In terms of both the numerals and the recruiting power, Azul, which Haas admits was the restaurant about which the GMCVB received the most complaints last year, did a complete turnaround and took the lunch blue ribbon with 1800 Miami Spice prix-fixe meals sold. Restaurant chef Michelle Bernstein calls the promotion "a gift for us, wrapped up in a big package filled with diners who came in to have long, leisurely lunches, [the likes of which] I haven't seen in years. Tables of women celebrating each other, toasting with wine and lunching on three-course meals. Businessmen finally trying out our quick service, experiencing Azul for the first time for light meals. And best of all, people that never even tried Azul before, maybe because it's always been over their budget or has too 'chic' a reputation."

Alexandra Wensley, director of communications for the Mandarin Oriental, Miami, is slightly more circumspect but no less enthusiastic. "Azul was at full capacity levels all week during the summer months. It also gave us a great chance to give the local community a taste of Azul at a favorable price. We were very pleased with the results and look forward to participating again next year," she says emphatically. In fact the management at Azul was so thrilled with the Spice luncheon turnout that "Michelle's Way," a three-course set lunch menu for $25, has now been installed as a regular feature, available Monday through Friday.

Still some high-end restaurants might as well have not participated in the promotion. Aria at the Ritz-Carlton, Key Biscayne, for example, sold only sixteen Miami Spice menus during the entire two-month event. Likewise Bizcaya Grill at the Ritz-Carlton, Coconut Grove did very small percentages. And according to owner Alan Roth, "Rumi did not benefit much from this year's program. Last year was great for us. It was too bad that [this year] it did not live up to the previous year."

There were, naturally, also some complaints, both from patrons and proprietors. Some were expected -- diners encountered smaller portions, boring dishes, sighing waiters.

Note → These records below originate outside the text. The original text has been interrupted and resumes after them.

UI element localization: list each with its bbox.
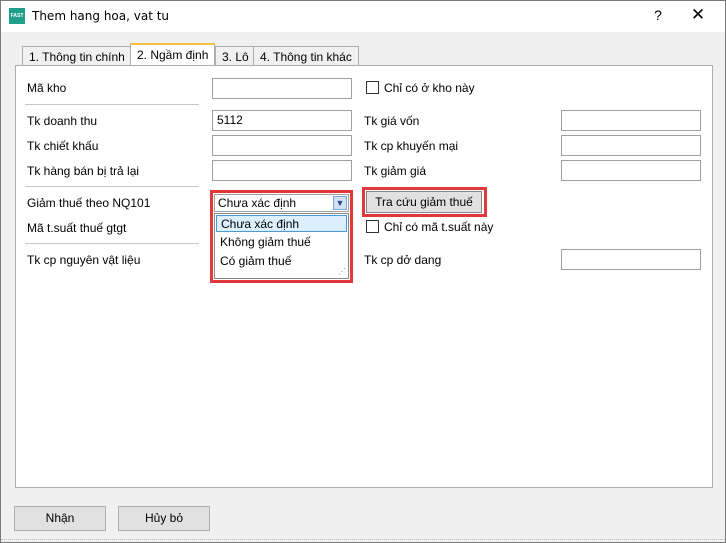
separator [25,243,199,244]
giam-thue-label: Giảm thuế theo NQ101 [27,196,151,210]
help-button[interactable]: ? [647,7,669,27]
ma-kho-input[interactable] [212,78,352,99]
tk-cp-do-dang-label: Tk cp dở dang [364,253,442,267]
ma-tsuat-label: Mã t.suất thuế gtgt [27,221,127,235]
chi-co-kho-label: Chỉ có ở kho này [384,81,475,95]
tk-hang-ban-tra-lai-label: Tk hàng bán bị trả lại [27,164,140,178]
cancel-button[interactable]: Hủy bỏ [118,506,210,531]
separator [25,186,199,187]
separator [25,104,199,105]
highlight-box-select [210,190,353,283]
tab-lo[interactable]: 3. Lô [215,46,256,67]
chi-co-kho-checkbox[interactable] [366,81,379,94]
tk-cp-khuyen-mai-input[interactable] [561,135,701,156]
chi-co-ma-tsuat-checkbox[interactable] [366,220,379,233]
tk-cp-do-dang-input[interactable] [561,249,701,270]
tk-giam-gia-label: Tk giảm giá [364,164,427,178]
tab-thong-tin-chinh[interactable]: 1. Thông tin chính [22,46,132,67]
tk-cp-nvl-label: Tk cp nguyên vật liệu [27,253,141,267]
tk-cp-khuyen-mai-label: Tk cp khuyến mại [364,139,459,153]
highlight-box-button [362,187,487,217]
tk-gia-von-label: Tk giá vốn [364,114,420,128]
ok-button[interactable]: Nhận [14,506,106,531]
title-bar: FAST Them hang hoa, vat tu ? ✕ [1,1,725,32]
window-title: Them hang hoa, vat tu [32,9,170,23]
dialog-window: FAST Them hang hoa, vat tu ? ✕ 1. Thông … [0,0,726,543]
status-bar [1,539,725,543]
tk-giam-gia-input[interactable] [561,160,701,181]
ma-kho-label: Mã kho [27,81,67,95]
close-button[interactable]: ✕ [687,5,709,27]
tk-doanh-thu-input[interactable]: 5112 [212,110,352,131]
tk-hang-ban-tra-lai-input[interactable] [212,160,352,181]
tk-chiet-khau-input[interactable] [212,135,352,156]
tab-thong-tin-khac[interactable]: 4. Thông tin khác [253,46,359,67]
tk-gia-von-input[interactable] [561,110,701,131]
tk-doanh-thu-label: Tk doanh thu [27,114,98,128]
chi-co-ma-tsuat-label: Chỉ có mã t.suất này [384,220,494,234]
app-logo-icon: FAST [9,8,25,24]
tab-ngam-dinh[interactable]: 2. Ngầm định [130,43,216,67]
tk-chiet-khau-label: Tk chiết khấu [27,139,99,153]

David Bernad sums it up: "Overall I love the concept, but I think restaurants need to offer more comprehensive menus to get people excited." Others found discerning the hours tricky, as many restaurants were only serving Spice menus during weekdays. To find a directory of who was doing what when, you had to log on to the Spice Website, wherein lay another problem. If you didn't happen to know the URL, which was attached this year to the Taste of the Nation address, and entered Miami Spice in a search engine, you came up with a direction that sent you straight to porn.

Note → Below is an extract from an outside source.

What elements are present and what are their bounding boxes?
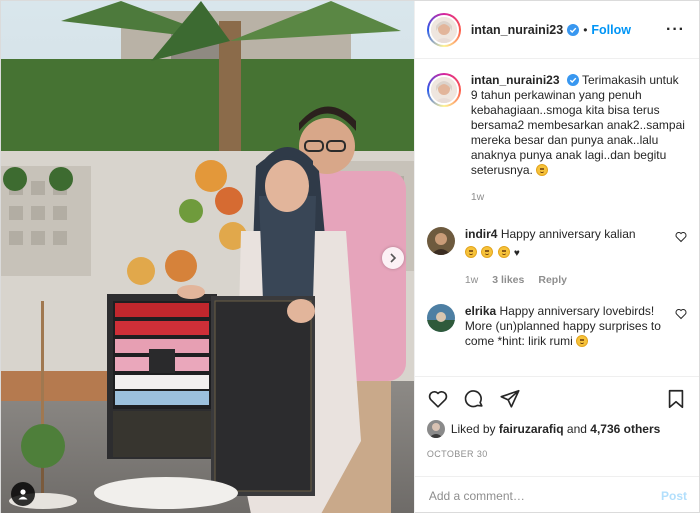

But to fix problems, you have to be vocal about them, which is precisely what those who have embraced Miami Spice Month are starting to be. Kovaceski, for one, has some excellent ideas: "Miami Spice brings people from Broward and Boca, but we should be able to pull from Baltimore, Berlin, and Bogotá. My Spice Deluxe is just one idea. I'm sure others have many more. How about if the city really 'spices' it up and waived the taxes on those dinners? Maybe the airlines could use promotional tie-ins with this project, and bring it national attention. It really could be way bigger. Miami Spice is a great idea, but it needs to grow to retain people's interest."